Last Thursday, I flew to Houston to keynote Pri-Med and sat next to Kedaar Kumar, a composer and sound designer for Harmonix.
While flying, we talked about my Shakuhachi playing and Zen ideals. Kedaar is also a vegan, shares many of my philosophies, and uses a unique IT approach to composing, called the Monome, which is my Cool Technology of the Week. The Monome is a hand finished wood block with 64 backlit buttons.
The device has a USB 2.0 interface supporting serial, midi and open sound control. The buttons can be configured as toggles, radio groupings, sliders, or organized into more sophisticated systems to monitor and trigger sample playback positions, stream 1-bit video, interact with dynamic physical models, and play games.
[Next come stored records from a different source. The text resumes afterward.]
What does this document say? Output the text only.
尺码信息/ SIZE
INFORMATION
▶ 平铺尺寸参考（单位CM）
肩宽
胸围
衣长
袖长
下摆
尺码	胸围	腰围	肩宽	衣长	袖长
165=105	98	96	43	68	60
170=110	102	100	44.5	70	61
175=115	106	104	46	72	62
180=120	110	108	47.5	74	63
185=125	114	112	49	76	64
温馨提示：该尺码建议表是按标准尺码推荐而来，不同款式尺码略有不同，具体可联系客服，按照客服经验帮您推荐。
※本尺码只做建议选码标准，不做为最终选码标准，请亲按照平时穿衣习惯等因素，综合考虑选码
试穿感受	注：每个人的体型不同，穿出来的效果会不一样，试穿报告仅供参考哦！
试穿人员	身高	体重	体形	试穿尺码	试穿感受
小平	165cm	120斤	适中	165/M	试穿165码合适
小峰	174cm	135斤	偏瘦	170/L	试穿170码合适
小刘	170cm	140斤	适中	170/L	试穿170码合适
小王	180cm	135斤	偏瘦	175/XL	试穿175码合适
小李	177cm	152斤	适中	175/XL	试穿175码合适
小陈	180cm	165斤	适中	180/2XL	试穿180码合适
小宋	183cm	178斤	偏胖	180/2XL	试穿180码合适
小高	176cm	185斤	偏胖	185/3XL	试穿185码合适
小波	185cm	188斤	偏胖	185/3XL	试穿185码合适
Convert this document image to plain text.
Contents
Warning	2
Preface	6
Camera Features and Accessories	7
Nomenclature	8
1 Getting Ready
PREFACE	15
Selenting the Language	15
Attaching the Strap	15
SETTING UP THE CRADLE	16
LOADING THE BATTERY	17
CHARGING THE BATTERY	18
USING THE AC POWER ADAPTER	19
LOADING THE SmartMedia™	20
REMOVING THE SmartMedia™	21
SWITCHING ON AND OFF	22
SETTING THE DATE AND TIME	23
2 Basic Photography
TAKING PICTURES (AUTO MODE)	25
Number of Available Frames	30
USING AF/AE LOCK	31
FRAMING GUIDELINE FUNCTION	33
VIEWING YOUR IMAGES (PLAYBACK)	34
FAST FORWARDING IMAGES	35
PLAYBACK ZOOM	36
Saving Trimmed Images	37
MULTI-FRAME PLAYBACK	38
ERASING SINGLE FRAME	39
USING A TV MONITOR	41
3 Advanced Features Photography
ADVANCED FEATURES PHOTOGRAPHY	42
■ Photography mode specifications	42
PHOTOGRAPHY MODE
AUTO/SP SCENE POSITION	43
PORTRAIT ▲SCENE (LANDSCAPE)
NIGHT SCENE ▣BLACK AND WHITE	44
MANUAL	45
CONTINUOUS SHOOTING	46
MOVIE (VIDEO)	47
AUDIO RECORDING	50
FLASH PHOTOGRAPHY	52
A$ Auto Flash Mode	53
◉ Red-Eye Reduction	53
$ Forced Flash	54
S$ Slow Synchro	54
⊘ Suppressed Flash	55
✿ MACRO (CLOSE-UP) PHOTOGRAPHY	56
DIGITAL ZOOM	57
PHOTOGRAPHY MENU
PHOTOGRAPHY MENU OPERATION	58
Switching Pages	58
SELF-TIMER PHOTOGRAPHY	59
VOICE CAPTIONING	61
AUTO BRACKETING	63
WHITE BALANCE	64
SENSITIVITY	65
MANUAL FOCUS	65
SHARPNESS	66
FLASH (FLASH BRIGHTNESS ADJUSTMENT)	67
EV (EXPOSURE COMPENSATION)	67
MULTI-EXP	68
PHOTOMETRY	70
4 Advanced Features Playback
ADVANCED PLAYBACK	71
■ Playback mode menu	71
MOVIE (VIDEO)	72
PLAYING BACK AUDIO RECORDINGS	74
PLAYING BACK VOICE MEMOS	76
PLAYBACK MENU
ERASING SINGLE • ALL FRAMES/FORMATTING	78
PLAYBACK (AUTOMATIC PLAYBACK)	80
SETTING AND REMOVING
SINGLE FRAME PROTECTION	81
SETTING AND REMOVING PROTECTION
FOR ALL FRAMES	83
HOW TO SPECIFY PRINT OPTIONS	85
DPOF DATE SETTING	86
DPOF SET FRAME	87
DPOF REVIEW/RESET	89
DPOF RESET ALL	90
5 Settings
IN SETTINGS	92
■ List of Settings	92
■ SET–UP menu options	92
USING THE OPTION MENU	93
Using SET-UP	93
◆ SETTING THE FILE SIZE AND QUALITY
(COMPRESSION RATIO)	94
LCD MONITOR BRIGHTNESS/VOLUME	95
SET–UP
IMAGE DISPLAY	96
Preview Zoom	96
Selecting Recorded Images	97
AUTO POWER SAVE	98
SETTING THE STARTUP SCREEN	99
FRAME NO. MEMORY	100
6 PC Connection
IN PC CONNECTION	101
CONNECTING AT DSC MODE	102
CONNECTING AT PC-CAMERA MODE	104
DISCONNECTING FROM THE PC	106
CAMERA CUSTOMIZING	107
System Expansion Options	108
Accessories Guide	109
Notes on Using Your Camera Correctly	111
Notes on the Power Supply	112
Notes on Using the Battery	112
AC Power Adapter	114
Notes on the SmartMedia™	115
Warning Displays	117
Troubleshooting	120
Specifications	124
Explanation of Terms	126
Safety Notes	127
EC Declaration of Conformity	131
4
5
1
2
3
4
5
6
Button press and visual indication are decoupled by design: the correlation is established by each application.
There are numerous applications which exercise the Monome as a simultaneous input and output device, including
* 64step is a versatile step sequencer aimed at fluid composition and editing.
* mlr is a sample-cutting platform intended for dynamic and performative live manipulation.
* life is an interactive version of conway’s original simulation.
* phoenix is a probabilistic arpeggiator with a drawable waveform.
All related software is open source. This includes the embedded code, routers (monomeserial, serialio and mapd), and applications.
Kedaar demonstrated 7up, an application written in Java that enables the Monome to communicate with any midi-enabled software synth. The primary goal of 7up is to create a self-contained music composition suite where all instruments/controls/samples/loops/etc are intuitively accessible from the Monome itself, eliminating the need to use software on the computer.
Here's a video of the Monome in use.
It's a remarkable bit of engineering and one of the most creative user interfaces I have ever seen. Definitely cool!